I don’t think I’m a pro or particularly obsessed purveyor of interesting smells, but I think it’s worth paying a little more attention to what you smell in the world. Last week in Lisbon, I learned that what you hear and see is pre-processed by parts of your brain designed to make “sense” of what’s seen or heard.
Smell, on the other hand, is basically directly injected into the core of your cognition with no “pre-processing”. There’s no “making sense” of what you smell, you have as close to “direct interpretation” as you get, as far as senses are concerned. I didn’t do the due diligence to fact-check this information, but it’s worth reflecting on.
…I had totally forgotten about my bottle of rare perfume until a week ago, or a year since I first had the conversation with my perfume-designing acquaintance. I now have two bottles of this scent, and a hope that it won’t disappear anytime soon.
Prairie Schooner, SUMMER 1975
I spent a while reading a few poetry books this weekend, and a small excerpt from the Prairie Schooner (of Opticks, by Albert Goldbarth) is what cemented my desire to share it with you:
… Listen: even now we’re singing
hymns of glass in the glass cathedral:
for the bestiary sucking the glass-bottom boat,
the zoom-lens grabbing us
by our unsuspecting lapels, the visual geyser
up a microscope; it’s … listen:
I cannot imagine someone reading Opticks without coming to a new appreciation of glass. In this work Albert Goldbarth takes the “mute gos-pel” of glass and gives it tongue so eloquently that even after we have finished the poem the substance continues to preach to us.
A good poet draws us into his world; a great one alters our own.
This moment, written by Victor Constoski, brought to mind the intertextual themes I’m interested in highlighting – from tea vessels, to the material of glass, to the ritual facilitated by them.

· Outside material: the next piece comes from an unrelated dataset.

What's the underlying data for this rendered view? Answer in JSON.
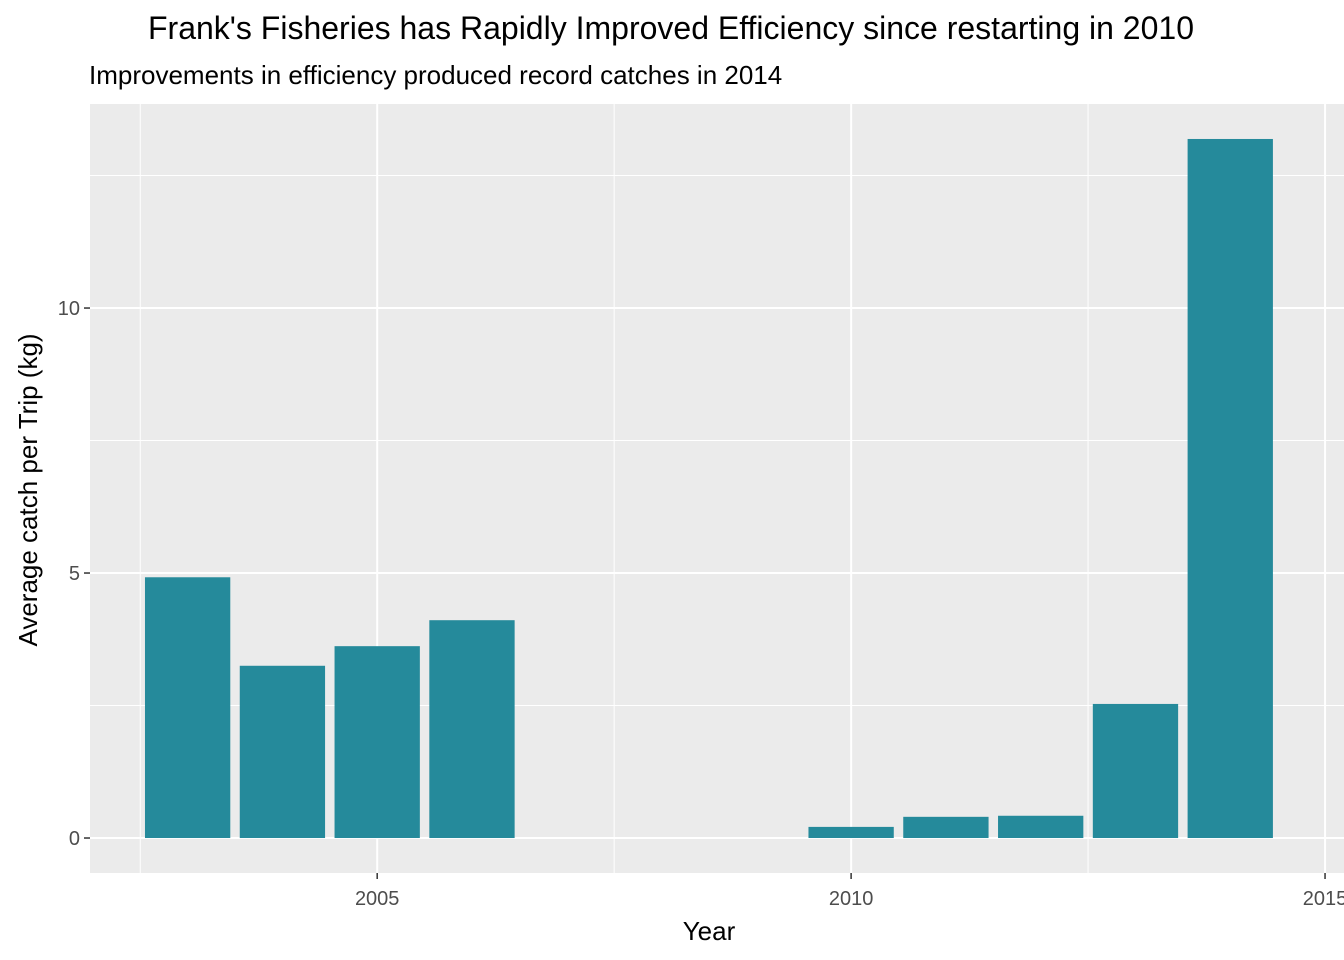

Ancient Glass from the Orient, Tokyo National Museum
Most of this book is written in Japanese, and so I couldn’t read the majority of its contents without the aid of my phone: Scanning a page, translating it, scanning another, translating another, etc.
Curiously, there are several tracts printed in english, namely a “FOREWORD” addressed from the Tokyo National Museum describing the exhibition the catalogue describes, an essay near the end “ANCIENT GLASS FROM ORIENT”, by Sugiyama Jiro, and an english index near the end.
I’d argue that an exhibition catalogue doesn’t really ask its reader to “read” it per se. Curation is all about drawing lines around things that already exist. I don’t think you need to read in order to perceive a line drawn between things/ideas/concepts.
Besides the text content of this book, it’s simply a gorgeous example of functional typesetting and book layout. It contains some of the most sublime tables/diagrams I’ve seen in a long time.